Dazu kommt, dass der Liberale Macron bisher eher nicht für sein grünes Herz bekannt ist. Einige Wahlversprechen von 2017 wie ein Glyphosat-Verbot setzte seine Regierung nicht um, 2018 schmiss dann auch noch Umweltminister Nicolas Hulot seinen Posten frustriert hin. Macrons Partei «La République en Marche» (LREM) laufen zunehmend die Wähler weg. Ein Prozess, den die Corona-Pandemie noch beschleunigte. Bei den französischen Kommunalwahlen Ende Juni verlor sie Städte wie Paris, Lyon und Toulouse an grüne oder linke Kandidaten. Macron hat am 30. Juni bereits angekündigt, dass er 146 der 149 Vorschläge des Rates ins Parlament einbringen möchte.

Bürgerräte treffen überraschend radikale Entscheidungen

Der Bürgerrat ist ein bisher einmaliges Gremium in Frankreich, das von vielen Seiten begrüsst wird. Sonst sitzen bei politischen Fragen meist dieselben am Tisch: Non-Profit-Organisationen, Lobbyverbände, Berufspolitiker.

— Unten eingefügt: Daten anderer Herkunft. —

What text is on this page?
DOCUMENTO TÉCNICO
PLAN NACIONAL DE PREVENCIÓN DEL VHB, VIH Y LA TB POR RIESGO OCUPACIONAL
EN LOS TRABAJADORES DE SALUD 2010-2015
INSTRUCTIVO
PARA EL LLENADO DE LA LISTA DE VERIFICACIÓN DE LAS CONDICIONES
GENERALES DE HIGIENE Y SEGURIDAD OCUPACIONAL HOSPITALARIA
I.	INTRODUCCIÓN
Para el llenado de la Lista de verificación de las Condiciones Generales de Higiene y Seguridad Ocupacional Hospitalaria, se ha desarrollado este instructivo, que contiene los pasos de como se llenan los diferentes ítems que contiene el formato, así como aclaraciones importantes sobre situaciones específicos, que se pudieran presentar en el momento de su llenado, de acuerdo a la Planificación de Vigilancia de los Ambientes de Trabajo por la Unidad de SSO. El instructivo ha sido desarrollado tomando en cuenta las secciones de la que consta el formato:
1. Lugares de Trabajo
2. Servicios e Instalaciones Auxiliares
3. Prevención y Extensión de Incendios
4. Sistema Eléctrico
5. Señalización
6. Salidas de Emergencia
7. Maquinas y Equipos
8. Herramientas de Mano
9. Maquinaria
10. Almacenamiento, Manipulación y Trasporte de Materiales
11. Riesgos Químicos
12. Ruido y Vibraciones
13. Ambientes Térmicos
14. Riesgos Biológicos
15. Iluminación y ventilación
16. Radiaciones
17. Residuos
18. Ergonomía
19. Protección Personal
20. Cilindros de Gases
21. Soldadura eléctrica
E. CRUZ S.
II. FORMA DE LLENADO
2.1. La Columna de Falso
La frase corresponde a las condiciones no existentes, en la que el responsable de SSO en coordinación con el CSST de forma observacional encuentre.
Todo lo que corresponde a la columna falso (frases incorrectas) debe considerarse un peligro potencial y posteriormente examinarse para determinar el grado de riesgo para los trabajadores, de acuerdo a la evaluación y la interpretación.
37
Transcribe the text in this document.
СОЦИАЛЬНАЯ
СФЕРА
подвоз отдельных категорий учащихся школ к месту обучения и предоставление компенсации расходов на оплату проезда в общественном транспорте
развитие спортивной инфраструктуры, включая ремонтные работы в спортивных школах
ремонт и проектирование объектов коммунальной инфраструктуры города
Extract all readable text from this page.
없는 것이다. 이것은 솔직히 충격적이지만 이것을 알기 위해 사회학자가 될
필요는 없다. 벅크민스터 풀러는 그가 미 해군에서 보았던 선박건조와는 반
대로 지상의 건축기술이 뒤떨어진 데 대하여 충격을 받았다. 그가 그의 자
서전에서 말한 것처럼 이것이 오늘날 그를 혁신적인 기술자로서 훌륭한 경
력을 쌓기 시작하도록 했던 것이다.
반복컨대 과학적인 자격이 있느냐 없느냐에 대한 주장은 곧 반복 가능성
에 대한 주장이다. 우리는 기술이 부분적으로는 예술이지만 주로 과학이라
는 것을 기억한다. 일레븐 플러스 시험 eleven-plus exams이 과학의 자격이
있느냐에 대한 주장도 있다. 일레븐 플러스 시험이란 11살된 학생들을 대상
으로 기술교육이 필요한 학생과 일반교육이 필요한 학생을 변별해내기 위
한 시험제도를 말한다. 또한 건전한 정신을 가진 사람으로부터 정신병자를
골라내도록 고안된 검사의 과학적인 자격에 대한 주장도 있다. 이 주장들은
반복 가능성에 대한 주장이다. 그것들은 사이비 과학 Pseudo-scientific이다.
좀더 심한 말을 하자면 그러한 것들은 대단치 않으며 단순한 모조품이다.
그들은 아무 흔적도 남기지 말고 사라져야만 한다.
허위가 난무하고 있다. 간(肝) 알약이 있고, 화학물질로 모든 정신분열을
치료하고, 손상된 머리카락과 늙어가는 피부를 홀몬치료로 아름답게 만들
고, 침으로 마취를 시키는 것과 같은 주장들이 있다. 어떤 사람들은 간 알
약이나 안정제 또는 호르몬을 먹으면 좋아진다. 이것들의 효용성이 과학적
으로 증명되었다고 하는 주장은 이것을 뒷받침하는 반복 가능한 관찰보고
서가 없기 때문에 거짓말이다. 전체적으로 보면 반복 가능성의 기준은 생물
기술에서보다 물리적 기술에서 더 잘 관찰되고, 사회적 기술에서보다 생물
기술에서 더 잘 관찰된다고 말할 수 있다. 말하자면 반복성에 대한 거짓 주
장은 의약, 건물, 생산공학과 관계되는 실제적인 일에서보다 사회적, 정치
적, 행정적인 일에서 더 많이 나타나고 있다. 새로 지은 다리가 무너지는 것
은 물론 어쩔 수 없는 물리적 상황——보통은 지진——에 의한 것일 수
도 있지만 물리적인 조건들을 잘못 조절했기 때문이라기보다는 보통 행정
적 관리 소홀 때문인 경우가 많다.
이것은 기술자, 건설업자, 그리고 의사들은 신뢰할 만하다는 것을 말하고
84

Ähnliche Ansätze für Gremien aus einer demografisch repräsentativen Gruppe zufällig ausgewählter Bürger gibt es in ganz Europa, beispielsweise in Grossbritannien, Deutschland und Österreich. Der erste Bürgerrat, der sehr weitreichende Ideen auf den Weg brachte, war eine «Citizens Assembly» in Irland. Ihre Vorschläge sorgten 2015 dafür, dass im katholischen Irland die «Ehe für alle» durch ein Referendum legalisiert wurde.